The Coalition for Fair Internet Pricing is asking the government to confirm urgently that it will not proceed with legislation that tries to over-rule or delay the implementation of the new fair prices for copper broadband and voice services, scheduled to come into force on 1 December 2014, as determined by the independent regulator, the Commerce Commission.

The coalition was responding to reports today that none of the government’s confidence & supply partners – the Maori Party, UnitedFuture or ACT New Zealand – would support legislation that over-ruled or delayed the implementation of the new fair prices.

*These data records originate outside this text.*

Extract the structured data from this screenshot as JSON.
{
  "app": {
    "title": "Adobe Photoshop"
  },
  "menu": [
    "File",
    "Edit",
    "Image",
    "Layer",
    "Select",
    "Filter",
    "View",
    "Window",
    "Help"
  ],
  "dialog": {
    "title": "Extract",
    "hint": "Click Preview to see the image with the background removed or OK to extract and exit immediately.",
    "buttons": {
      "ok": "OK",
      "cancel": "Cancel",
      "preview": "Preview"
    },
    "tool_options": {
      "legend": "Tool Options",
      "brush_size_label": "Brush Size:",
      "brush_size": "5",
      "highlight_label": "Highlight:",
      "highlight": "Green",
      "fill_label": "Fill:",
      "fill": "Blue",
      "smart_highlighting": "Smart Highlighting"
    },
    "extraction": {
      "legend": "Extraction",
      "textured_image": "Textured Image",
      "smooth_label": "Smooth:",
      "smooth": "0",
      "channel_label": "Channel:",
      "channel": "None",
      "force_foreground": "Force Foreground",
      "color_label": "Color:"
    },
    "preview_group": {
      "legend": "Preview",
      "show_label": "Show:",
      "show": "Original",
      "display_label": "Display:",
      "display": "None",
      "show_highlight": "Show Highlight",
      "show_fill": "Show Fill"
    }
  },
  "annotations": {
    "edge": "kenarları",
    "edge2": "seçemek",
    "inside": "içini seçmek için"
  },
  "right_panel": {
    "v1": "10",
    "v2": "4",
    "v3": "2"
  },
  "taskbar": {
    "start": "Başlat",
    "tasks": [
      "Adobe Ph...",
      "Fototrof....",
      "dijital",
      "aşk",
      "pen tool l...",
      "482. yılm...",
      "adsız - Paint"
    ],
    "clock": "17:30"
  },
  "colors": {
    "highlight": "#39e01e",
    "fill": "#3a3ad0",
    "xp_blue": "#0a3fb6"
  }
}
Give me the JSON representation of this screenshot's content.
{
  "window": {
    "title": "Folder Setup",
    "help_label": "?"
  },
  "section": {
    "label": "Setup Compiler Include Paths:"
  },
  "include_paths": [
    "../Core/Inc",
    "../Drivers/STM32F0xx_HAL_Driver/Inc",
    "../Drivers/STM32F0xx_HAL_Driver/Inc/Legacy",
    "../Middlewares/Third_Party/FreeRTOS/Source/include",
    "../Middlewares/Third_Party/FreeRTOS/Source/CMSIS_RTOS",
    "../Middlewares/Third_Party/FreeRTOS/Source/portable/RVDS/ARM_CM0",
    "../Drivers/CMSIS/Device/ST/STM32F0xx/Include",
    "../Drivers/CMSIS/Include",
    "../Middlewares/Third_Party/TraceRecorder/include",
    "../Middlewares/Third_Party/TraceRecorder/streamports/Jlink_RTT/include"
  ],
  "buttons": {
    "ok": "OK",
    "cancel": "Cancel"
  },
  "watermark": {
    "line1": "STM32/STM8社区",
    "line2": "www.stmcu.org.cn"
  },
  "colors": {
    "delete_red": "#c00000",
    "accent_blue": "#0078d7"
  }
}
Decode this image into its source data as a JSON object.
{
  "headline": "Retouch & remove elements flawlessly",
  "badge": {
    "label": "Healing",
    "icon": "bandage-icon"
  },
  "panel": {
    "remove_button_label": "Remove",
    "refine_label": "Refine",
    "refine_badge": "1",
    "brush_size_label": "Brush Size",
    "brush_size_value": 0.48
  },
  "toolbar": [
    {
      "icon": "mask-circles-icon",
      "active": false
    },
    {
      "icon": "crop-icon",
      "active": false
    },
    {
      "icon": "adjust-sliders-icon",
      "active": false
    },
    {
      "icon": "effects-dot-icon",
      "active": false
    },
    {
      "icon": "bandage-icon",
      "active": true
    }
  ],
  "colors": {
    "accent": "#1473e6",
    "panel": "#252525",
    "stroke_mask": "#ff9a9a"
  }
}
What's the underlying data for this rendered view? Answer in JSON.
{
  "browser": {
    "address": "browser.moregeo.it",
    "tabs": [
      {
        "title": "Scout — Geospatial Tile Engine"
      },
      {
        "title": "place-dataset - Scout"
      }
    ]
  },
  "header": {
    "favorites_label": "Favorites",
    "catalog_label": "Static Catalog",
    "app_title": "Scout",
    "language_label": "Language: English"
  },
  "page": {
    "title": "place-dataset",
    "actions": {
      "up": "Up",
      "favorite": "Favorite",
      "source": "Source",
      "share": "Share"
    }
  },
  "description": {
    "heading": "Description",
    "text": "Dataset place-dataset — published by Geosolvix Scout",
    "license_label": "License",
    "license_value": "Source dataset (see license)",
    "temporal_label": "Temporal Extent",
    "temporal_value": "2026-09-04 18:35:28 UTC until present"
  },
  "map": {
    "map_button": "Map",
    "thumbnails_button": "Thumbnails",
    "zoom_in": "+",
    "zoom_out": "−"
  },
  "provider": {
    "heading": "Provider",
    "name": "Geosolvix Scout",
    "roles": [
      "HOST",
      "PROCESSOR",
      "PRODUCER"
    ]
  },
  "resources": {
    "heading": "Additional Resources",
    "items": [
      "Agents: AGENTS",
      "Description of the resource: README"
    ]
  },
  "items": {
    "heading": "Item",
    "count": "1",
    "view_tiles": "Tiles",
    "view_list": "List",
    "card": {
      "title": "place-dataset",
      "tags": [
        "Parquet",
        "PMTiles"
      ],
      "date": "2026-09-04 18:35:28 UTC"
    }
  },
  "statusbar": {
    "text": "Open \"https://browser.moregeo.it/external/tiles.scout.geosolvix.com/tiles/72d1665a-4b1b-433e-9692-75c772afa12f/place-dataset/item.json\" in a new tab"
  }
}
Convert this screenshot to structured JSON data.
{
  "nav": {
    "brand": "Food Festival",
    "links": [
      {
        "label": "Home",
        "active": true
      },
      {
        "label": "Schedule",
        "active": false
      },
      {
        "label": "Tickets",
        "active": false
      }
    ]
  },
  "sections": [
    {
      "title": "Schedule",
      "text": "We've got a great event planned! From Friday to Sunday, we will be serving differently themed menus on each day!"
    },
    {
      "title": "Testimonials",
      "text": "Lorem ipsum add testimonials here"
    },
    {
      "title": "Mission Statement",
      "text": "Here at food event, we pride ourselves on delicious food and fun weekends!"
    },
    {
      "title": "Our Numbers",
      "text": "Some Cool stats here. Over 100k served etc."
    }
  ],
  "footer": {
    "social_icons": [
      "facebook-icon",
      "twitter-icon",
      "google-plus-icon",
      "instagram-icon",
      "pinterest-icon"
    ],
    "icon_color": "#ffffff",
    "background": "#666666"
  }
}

The NZ First Party also announced today it would vote against any legislation that overruled or delayed the Commerce Commission’s ruling.

The Labour, Green and Mana parties are also on record as opposing any such legislation.

Independent MP Brendan Horan and the Conservative Party have also confirmed to the coalition they oppose legislation to over-rule or delay the Commerce Commission’s price ruling.

A spokeswoman for the coalition, Sue Chetwin, said today’s announcements made clear that an attempt to over-rule or delay the new fair prices could not be successful.

“In the interests of regulatory certainty and business stability, the best thing now is for Prime Minister John Key and Communications & IT Minister Amy Adams to confirm urgently that they will not proceed with any of the regulatory proposals outlined in August’s Ministry of Business, Innovation and Employment (MBIE) discussion document, which purported to be a review of the Telecommunications Act 2001,” she said.

The legality of the discussion document and its associated consultation process is also subject to litigation, likely to be heard in the High Court in Wellington next year.

“The copper tax does not have sufficient support to proceed, creating space for the government to now focus on the real issues in the telecommunications sector, especially the roll-out of the all-important ultra-fast broadband (UFB) network,” Ms Chetwin concluded.